Hukukta iddia sahibinin iddiasını ispatla mükellef olduğuna yönelik kaide bulunduğunu anımsatan Erdoğan, şunları kaydetti:

"Şimdi ha Kılıçdaroğlu ha Bahçeli ha diğeri. Bunların birbirinden farkı var mı? Hepsi aynı. Şimdi çıkmış Kılıçdaroğlu, şu edepsizliğe bak ya. Diyor ki Cumhurbaşkanlığı Külliyesindeki klozetler altınmış, altın kaplamasıymış. Dün akşam TRT'de canlı yayında açıkladım, dedim ki- bu sabah mektup hemen gönderdim. Yazılı mektup gönderdim- bunu ispatlamakla mükellefsin. Davet edin, gelsin, gezsin bakalım nerede bir altın kaplama klozet var.

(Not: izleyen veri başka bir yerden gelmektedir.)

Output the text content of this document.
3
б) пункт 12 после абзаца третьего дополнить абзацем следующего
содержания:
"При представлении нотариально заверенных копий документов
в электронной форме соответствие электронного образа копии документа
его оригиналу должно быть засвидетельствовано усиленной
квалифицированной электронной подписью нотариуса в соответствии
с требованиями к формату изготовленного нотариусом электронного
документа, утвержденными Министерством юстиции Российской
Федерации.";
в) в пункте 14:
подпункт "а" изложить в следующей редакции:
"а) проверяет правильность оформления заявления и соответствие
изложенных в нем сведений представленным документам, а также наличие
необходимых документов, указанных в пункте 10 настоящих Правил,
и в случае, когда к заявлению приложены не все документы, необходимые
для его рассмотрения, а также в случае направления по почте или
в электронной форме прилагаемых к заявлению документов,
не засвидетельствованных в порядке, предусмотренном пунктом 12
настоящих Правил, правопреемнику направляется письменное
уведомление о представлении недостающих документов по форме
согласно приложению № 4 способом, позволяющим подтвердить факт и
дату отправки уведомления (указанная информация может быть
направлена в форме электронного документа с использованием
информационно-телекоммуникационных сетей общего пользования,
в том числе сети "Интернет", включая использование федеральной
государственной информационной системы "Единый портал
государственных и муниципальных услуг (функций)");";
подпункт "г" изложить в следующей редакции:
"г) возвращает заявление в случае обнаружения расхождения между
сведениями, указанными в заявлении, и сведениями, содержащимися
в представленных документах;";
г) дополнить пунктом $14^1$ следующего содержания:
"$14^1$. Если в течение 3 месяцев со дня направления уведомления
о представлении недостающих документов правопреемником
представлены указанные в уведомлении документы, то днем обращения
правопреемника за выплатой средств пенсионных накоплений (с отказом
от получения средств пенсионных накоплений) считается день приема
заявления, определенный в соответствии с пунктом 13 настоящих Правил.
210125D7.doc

Çünkü benim vatandaşım bazen saflığı tutuyor, bu tür yalancılara da inanıyor. Bana cevap geliyor. Cevap ne biliyor musunuz? Onun genel sekreteri, attığı cevap şu. 'Kaçak sarayı önce kaçak olmaktan çıkar' diyor. Danıştay buranın kaçak olmadığını defaatle açıkladı ve biz de bunu yayınladık. Ama bunlar hukuktan falan anlamaz ki. Bunun o cevabını yazan kişisi zaten cahili cühela. Bunlar Danıştay kararı da dinlemez. Bunlar en sonunda bana şunu dedirtecekler, ey Kılıçdaroğlu ne zamandan beri Beytepe Külliyesi'nin tuvaletlerini gezdin veya oralarının temizliğini yaptın da bunların altın suyuna batırılmış klozet olduğunu öğrendin. İstemiyor mu bunu? O zaman bunun kılavuzu berbat. Kılavuzu karga olanın vay haline. Kargaya da hakaret etmiş oluyoruz ya. Bunların durumu bu."

"Aynı hizaya diziliyorlar"

Erdoğan, yeni Türkiye'nin önünü kesmek istiyenlerin nasıl biraraya geldiğinin millet tarafından görüldüğünü kaydederek, "Yeni Türkiye'nin önünü kesmek isteyenler kimler, nasıl biraraya geliyor görüyor musunuz? Bunlara desek ki 'Erzurumlunun şöyle bir derdi var, gelin destek verin çözelim' inanın gelmezler. Ama mesele yeni Türkiye'nin önünü kesmek olunca, bir anda aynı hizaya diziliyorlar. Hakkari havaalanı iki yıl ertelendi, müteahhidi tehdit ettiler; iş makinelerini yaktılar. Bundan dolayı gecikti. Hakkari'ye bu havalimanını yapan biz, Ağrı'ya, Iğdır'a, Kars'a, Muş'a yapan biz. Burada Kürt kardeşlerim var diye biz bu hizmetleri aksattık mı? Ya seviyoruz ya...Biz Kürdünü de seviyoruz, Zazasını da seviyoruz, Türkünü de seviyoruz, hepsini seviyoruz, Arabını da seviyoruz. Yaradılanı yaradandan ötürü seviyoruz. Ama beni bu Kürt kardeşlerim anlamayacak mı diye de dertleniyorum, onu da söyleyeyim" diye konuştu.

Cumhurbaşkanı Erdoğan, "Fetih kutlamasına gelenlere 'Bizans'ın son kalıntısı' diyecek kadar kendi tarihinden, kendi köklerinden kopmuş olanların milliyetçilik lafını ağızlarına dahi almaya hakları yoktur" dedi.